I’m just going to say it: the smartest person in the company often isn’t the best leader and the hardest working person won’t inspire others by putting out enormous effort. Smart and hard-working people get promoted (for a while) because their personal traits are admired.
But their rise won’t create a better place to work or a more profitable company. In fact, it often does the opposite. Businesses break as they grow because the traits of a great leader are very different from those of a great worker.
The only way to be a great leader is to emotionally connect with the people who work with and for you.
Emotional leadership
If you think about your favorite people from your life — the ones that really impacted you and made you want to do something bigger and better, they were people you connected with emotionally. It was a math teacher in high school who made geometry interesting. It was the boss you had in your first job that made low pay and lousy work bearable. Later, it was the kind and selfless leader that didn’t seem to care about their own power and position, but about your needs and goals. You felt they had your back.
Too many leaders expect their subordinates to have their backs yet don’t have the backs of their team members. This is very, very common. And very flawed.
If it’s true in the military…
My husband flew for the Navy and he’s fond of saying that the best officers didn’t command anyone with orders and salutes. They led sailors capably because they were emotionally connected to their team. The mission was a shared goal that required collaboration. They were honest and transparent and were willing to let subordinates lead as well. If that’s the case within the rigid structure of the military, it is far more so in the non-military world.
His favorite story came from his first job with Perot Systems in Minneapolis.

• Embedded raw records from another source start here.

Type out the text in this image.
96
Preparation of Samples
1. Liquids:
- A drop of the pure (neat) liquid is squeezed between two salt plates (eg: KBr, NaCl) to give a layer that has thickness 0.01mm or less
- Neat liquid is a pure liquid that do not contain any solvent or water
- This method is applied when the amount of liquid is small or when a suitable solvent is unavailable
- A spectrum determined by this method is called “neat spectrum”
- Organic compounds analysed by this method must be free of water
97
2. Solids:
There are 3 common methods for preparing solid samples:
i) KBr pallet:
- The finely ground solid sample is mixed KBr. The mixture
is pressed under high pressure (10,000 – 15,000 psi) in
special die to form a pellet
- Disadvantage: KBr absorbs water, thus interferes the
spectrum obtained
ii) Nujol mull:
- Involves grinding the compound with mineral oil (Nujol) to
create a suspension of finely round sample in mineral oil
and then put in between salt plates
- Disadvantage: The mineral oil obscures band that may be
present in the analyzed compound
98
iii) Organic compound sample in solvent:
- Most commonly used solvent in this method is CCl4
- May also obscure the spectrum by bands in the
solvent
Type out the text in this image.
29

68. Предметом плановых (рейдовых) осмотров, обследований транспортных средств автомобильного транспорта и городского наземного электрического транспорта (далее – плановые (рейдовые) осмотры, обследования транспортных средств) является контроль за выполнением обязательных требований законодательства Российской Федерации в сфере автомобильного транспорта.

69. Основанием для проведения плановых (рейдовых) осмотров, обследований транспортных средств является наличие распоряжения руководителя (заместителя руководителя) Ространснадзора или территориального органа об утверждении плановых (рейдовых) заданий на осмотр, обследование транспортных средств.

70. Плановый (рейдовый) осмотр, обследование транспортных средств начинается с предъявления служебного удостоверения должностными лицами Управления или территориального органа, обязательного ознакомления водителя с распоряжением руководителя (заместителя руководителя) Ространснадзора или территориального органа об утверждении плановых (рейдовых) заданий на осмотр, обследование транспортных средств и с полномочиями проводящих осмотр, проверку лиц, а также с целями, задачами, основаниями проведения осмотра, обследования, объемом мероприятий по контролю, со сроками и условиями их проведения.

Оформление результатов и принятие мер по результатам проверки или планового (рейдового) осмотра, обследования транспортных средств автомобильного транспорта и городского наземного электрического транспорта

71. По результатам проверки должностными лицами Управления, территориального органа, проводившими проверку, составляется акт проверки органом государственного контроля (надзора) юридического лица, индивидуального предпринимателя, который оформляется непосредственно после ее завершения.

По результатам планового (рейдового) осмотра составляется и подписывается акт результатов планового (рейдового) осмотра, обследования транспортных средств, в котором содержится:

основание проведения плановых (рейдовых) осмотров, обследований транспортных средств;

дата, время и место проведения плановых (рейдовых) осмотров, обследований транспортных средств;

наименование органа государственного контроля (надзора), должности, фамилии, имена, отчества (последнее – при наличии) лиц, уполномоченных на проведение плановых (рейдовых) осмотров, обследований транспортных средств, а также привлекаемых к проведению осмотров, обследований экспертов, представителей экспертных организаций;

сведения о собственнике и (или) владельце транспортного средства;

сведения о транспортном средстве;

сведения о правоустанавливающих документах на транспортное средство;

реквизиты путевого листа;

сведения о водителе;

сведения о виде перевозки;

A customer asked about his past, and then said, “Well, it was easy to lead in the military because you could give an order.” His response was, “You could punish a sailor once for not obeying and it was on them, but the second time someone disobeyed, it was on you.”
The best leaders know it
The best leaders know that while work isn’t a democracy (and only a weak leader would utter those words), following emotionally is a personal choice each subordinate member makes. Individuals can do everything the boss demands, but if they aren’t emotionally inspired, they aren’t led.
This is why the book Emotional Intelligence by Daniel Goleman was such a hit when it came out in 1996 (and still sells well today). Great leaders work with emotional intelligence so that their leadership connects emotionally. As the subtitle of the book says, “Why it can matter more than IQ.”
Harvard Business Review summarizes Goleman’s vision in What Makes a Leader:
Goleman found that while the qualities traditionally associated with leadership—such as intelligence, toughness, determination, and vision—are required for success, they are insufficient. Truly effective leaders are also distinguished by a high degree of emotional intelligence, which includes self-awareness, self-regulation, motivation, empathy, and social skill.
It certainly has nothing to do with whether a leader charms or scares their employees into having their back.
Emotional leadership takes emotional intelligence
It’s common to fall into our own strengths when we lead — the things we can easily control like how prepared we are or how much output we create. But real leadership requires much more than what got us to that point in our career. Each promotion and each increase in responsibility is a higher level of the emotional intelligence game.